Wednesday, October 22, 2008

Building a Foundation of Knowledge

Since CurlyFries was tied up yesterday, he's unable to continue his Tracker Demystified series today. Instead, I bring you some learning advice and an ambitious reading list from a true bookworm, or book-collector — whichever you prefer. As an admin, the most important thing you can have is a friend that knows what they're talking about when it comes to Linux. Second best is a book to tell you how to do it and give you more detail. Since I'm not a Linux guru by trade, having plenty of people and books around got me out of quite a few tight spots. I wouldn't have normally been able to wiggle out them on my own just Googling. Sometimes even the smallest pieces of advice are worthwhile.

For example, we were trying to do some optimization on the server because TorrentFries' forums were slowing down. When I asked a friend what he knew about optimization, he asked me "How does htop look?" Quite frankly, I had never heard of it, but it's proven to be one of the most useful tools, not to mention the most used. (htop is a more advanced visual extension to top. You'll never use top again.)

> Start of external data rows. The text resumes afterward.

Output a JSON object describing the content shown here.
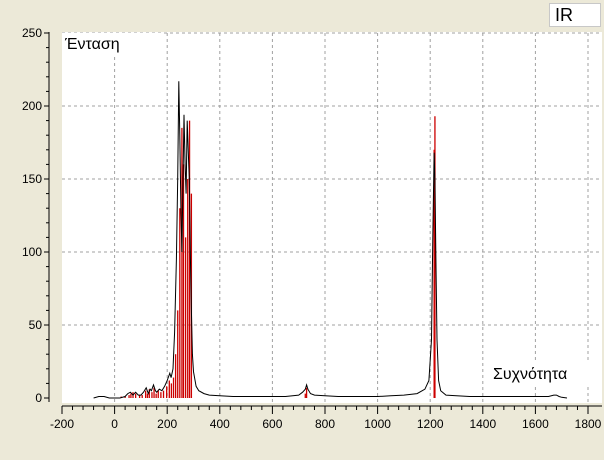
{
  "badge": "IR",
  "chart_data": {
    "type": "line",
    "title": "",
    "xlabel": "Συχνότητα",
    "ylabel": "Ένταση",
    "xlim": [
      -200,
      1800
    ],
    "ylim": [
      0,
      250
    ],
    "x_ticks": [
      -200,
      0,
      200,
      400,
      600,
      800,
      1000,
      1200,
      1400,
      1600,
      1800
    ],
    "y_ticks": [
      0,
      50,
      100,
      150,
      200,
      250
    ],
    "grid": true,
    "series": [
      {
        "color": "#000000",
        "x": [
          -80,
          -60,
          -40,
          -20,
          0,
          20,
          40,
          50,
          60,
          70,
          80,
          90,
          100,
          110,
          120,
          128,
          135,
          140,
          148,
          155,
          160,
          170,
          180,
          190,
          200,
          210,
          215,
          222,
          228,
          235,
          240,
          244,
          248,
          252,
          256,
          260,
          264,
          268,
          272,
          276,
          280,
          284,
          288,
          292,
          296,
          300,
          310,
          320,
          340,
          360,
          400,
          450,
          500,
          550,
          600,
          650,
          700,
          715,
          725,
          730,
          735,
          745,
          760,
          800,
          850,
          900,
          950,
          1000,
          1050,
          1100,
          1150,
          1180,
          1195,
          1205,
          1210,
          1215,
          1218,
          1222,
          1226,
          1232,
          1240,
          1260,
          1300,
          1350,
          1400,
          1450,
          1500,
          1550,
          1600,
          1650,
          1670,
          1680,
          1690,
          1700,
          1720
        ],
        "y": [
          0,
          1,
          1,
          0,
          0,
          0,
          1,
          3,
          4,
          2,
          4,
          2,
          2,
          4,
          7,
          3,
          6,
          5,
          9,
          5,
          4,
          6,
          5,
          8,
          12,
          17,
          14,
          20,
          45,
          95,
          150,
          217,
          180,
          130,
          100,
          150,
          194,
          160,
          140,
          190,
          170,
          150,
          100,
          60,
          30,
          18,
          8,
          5,
          3,
          2,
          1.5,
          1,
          1,
          1,
          1,
          1,
          2,
          4,
          6,
          9,
          6,
          3,
          2,
          1.5,
          1,
          1,
          1,
          1,
          1.5,
          2,
          3,
          6,
          12,
          40,
          110,
          168,
          150,
          90,
          40,
          12,
          5,
          2,
          1.5,
          1,
          1,
          1,
          1,
          1,
          1,
          1,
          2,
          2,
          1,
          0.5,
          0
        ]
      },
      {
        "color": "#cc0000",
        "x": [
          25,
          40,
          55,
          62,
          70,
          80,
          95,
          105,
          118,
          125,
          132,
          142,
          150,
          158,
          166,
          176,
          186,
          198,
          208,
          216,
          224,
          232,
          240,
          248,
          256,
          262,
          270,
          278,
          285,
          292,
          725,
          730,
          1215,
          1218
        ],
        "y": [
          1,
          1,
          2,
          3,
          4,
          3,
          2,
          2,
          5,
          3,
          6,
          4,
          7,
          3,
          5,
          4,
          5,
          8,
          12,
          10,
          14,
          30,
          60,
          130,
          185,
          160,
          110,
          150,
          190,
          140,
          3,
          7,
          170,
          193
        ]
      }
    ]
  }
}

Anyways, I've latched onto over half a dozen such people to draw from their Linux expertise now and again, and also so I don't have to go back to the same person time and time again. Networking is more than just TCP/IP. ;)

I'll start you off with my recommendations from the books I've read. I'm not going to claim that they're the best, just that they've provided me with some good background.

Unix Administration

How Linux Works
UNIX, Third Ed.
The Book of Postfix (email - just a casual read)


PHP 6 and MySQL 5 for Dynamic Web Sites: Visual QuickPro Guide
PHP Solutions: Dynamic Web Design Made Easy
SQL Power!: The Comprehensive Guide

Web Design

Web Designer's Reference
Web Standards Solutions: The Markup and Style Handbook
CSS Mastery: Advanced Web Standards Solutions
Pro CSS Techniques

I've read quite a few others, but for the sake of brevity, I'll leave them off. Here are a couple other books that I might also suggest reading even though I haven't read them yet, or only have read excerpts out of.

Apache Cookbook: Solutions and Examples for Apache Administrators
High Performance MySQL: Optimization, Backups, Replication, and More
Apache: The Definitive Guide
Running Linux
Hardening Linux

There you have it. That's well over a year's worth of reading by my standard, but it's a solid foundation of knowledge. Hopefully tomorrow will bear more tracker information.